Cal State University Chancellor Charles Reed has asked the presidents of the 23 campuses to examine the colleges' contracts with liquor companies to see if they can be broken, or if their advertising messages can be changed to emphasize responsible drinking.
Reed made his comments at a news conference Thursday in Anaheim at a gathering of about 350 national college administrators learning the latest strategy to combat alcohol abuse on campus.
The National Conference on the Social Norms Model, sponsored by the Cal State system, says that scolding and threatening students do not work. Its recommended strategy emphasizes telling students that, contrary to popular belief, most of their peers are not drinking to excess. The strategy, in essence, tells students to act like their friends because they're really acting responsibly.

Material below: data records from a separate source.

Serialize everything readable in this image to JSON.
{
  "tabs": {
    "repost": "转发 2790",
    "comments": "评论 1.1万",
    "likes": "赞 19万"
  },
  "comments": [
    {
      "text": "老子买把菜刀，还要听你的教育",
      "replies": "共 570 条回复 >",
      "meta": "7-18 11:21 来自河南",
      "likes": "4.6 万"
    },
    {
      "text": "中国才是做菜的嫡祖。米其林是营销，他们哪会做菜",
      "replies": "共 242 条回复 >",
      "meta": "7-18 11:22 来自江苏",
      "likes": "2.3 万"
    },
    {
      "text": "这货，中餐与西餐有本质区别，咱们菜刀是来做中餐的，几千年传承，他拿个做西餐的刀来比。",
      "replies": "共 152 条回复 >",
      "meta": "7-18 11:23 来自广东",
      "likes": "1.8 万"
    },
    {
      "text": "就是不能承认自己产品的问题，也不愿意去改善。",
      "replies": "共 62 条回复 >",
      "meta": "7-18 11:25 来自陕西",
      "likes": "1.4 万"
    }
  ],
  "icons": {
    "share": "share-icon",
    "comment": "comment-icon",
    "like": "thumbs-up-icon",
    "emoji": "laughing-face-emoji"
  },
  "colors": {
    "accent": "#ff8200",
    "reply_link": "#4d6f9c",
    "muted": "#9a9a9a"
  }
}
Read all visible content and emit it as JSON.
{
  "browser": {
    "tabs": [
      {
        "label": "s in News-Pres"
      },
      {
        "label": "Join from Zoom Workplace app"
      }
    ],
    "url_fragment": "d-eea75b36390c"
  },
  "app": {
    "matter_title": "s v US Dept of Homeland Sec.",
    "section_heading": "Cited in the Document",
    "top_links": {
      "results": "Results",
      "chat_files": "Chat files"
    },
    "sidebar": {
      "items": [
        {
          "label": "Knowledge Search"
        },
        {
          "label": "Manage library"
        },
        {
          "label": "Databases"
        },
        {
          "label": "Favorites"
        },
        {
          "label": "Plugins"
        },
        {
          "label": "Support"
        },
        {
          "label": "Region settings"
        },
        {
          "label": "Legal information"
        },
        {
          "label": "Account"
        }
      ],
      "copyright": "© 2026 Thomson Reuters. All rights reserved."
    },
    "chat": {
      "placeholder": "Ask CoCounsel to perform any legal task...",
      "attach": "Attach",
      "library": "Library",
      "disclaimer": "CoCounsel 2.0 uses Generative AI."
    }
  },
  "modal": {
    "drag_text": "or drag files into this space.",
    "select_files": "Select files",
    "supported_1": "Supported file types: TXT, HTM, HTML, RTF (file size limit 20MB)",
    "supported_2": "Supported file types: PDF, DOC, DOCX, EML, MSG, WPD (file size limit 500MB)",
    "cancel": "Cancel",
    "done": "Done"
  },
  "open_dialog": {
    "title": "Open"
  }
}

Reed said that when he headed the Florida state college system from 1985 through 1998, advertisements by companies producing alcoholic beverages were removed from campuses and athletic fields. There was no loss of money, he said, because soft-drink companies took up the space.
Alcohol companies, mainly those selling beer, pay colleges to allow their signs on campus athletic facilities. They also sponsor some campus events.
Miller Brewing Co., for example, pays Cal State Fullerton $17,500 a year in advertising fees. That pays for a sign on the scoreboard in Titan Stadium, two signs on the baseball field and two ads in the programs for baseball, women's softball and men's and women's basketball. Those program ads include one for the product and one pushing responsible drinking, said Paula Selleck, a Cal State Fullerton spokeswoman. The contract with Miller runs through 2005.
Last week, Cal State University trustees adopted one of the nation's most comprehensive guidelines on student drinking, which includes alcohol treatment programs, alcohol advisory boards and advertisements.
The university system began working on its new policy in December after a student at Chico State died of asphyxiation after downing a bottle of brandy, and two students at San Diego State nearly died from alcohol poisoning.
Edward Hammond, president of Fort Hays State University in Kansas, said schools there asked liquor companies to change the message on the signs from branding to ones stressing responsible drinking. The companies made the changes; those that didn't were easily replaced with no financial strain on the schools, he said.
Hammond likened the changing attitudes toward liquor advertising on campus to those involving tobacco, where the Marlboro man has all but been run off campus. "That's the kind of direction we're trying to ride off into," he said.